Maieron had been elected as one of two vice-chairs of the board in 2012, but lost that post (and a $5,800 annual stipend) in the 2013 election. He lost some support due to his refusal to sign the Code of Conduct. He said his concern is not the money, or the position (which has no specific duties), but the process.

With three people running for two vice-chair positions, Horst said the election procedure was changed this year, with legal advice, to avoid confusion that had been a problem in 2012. Instead of having one ballot, with the top two people being elected, there were two ballots and the results were combined. Members were not allowed to vote twice for the same candidate.

Maieron said this created more confusion and worked to his disadvantage.
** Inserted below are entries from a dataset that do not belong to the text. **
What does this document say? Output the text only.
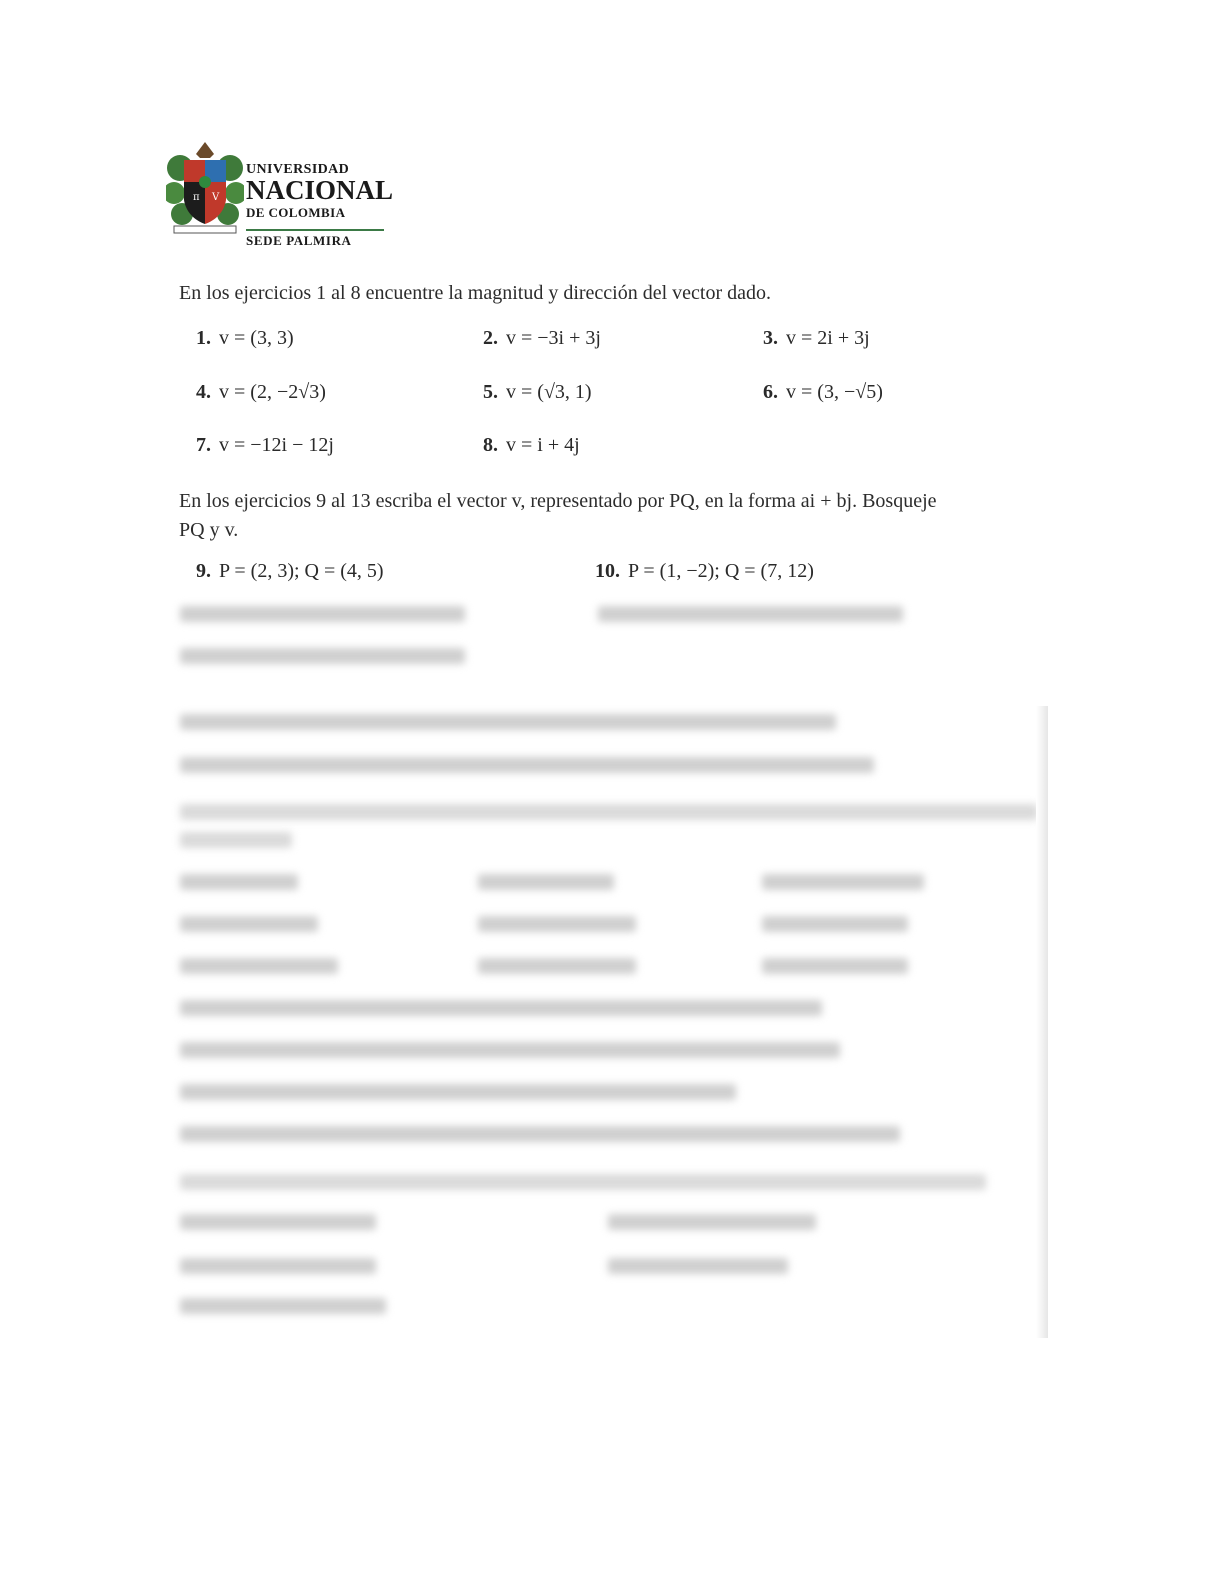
π V
UNIVERSIDAD
NACIONAL
DE COLOMBIA
SEDE PALMIRA
En los ejercicios 1 al 8 encuentre la magnitud y dirección del vector dado.
1. v = (3, 3)	2. v = −3i + 3j	3. v = 2i + 3j
4. v = (2, −2√3)	5. v = (√3, 1)	6. v = (3, −√5)
7. v = −12i − 12j	8. v = i + 4j
En los ejercicios 9 al 13 escriba el vector v, representado por PQ, en la forma ai + bj. Bosqueje
PQ y v.
9. P = (2, 3); Q = (4, 5)	10. P = (1, −2); Q = (7, 12)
He and his lawyer said any change to the process should have been approved by the provincial government, but the board asserted that it had leeway to structure elections as they thought best. Staff will re-examine the procedure.

Maieron's call for the keeping of agendas and minutes at closed-door meetings was rejected by members, many of whom do not follow that practice in their home municipalities. They said written records of frank confidential discussions could leak out and be used against the interests of the CVC.

Chair Mullin said she took "great exception" to Maieron's call for more oversight, openness and transparency at conservation authorities, which was covered recently by The Toronto Sun. Maieron says it is not his intent to attack conservation authorities.

"I don't believe we can be more transparent and accountable," said Mullin, noting that conservation authorities are under attack by the Progressive Conservatives. "This is not the time to start that kind of conversation."

Rosemary Keenan of the Credit River Alliance, composed of various environmental groups, has monitored board meetings for four years. She has sent a letter to the Sun on her own behalf:

"It is unfortunate that Mayor Maieron of Erin takes such a dim view of Conservation Authorities and Credit Valley Conservation in particular," she said. In drafting the Code of Conduct, the board "devoted considerable time and expertise to ensuring that this was done in a transparent and accountable manner."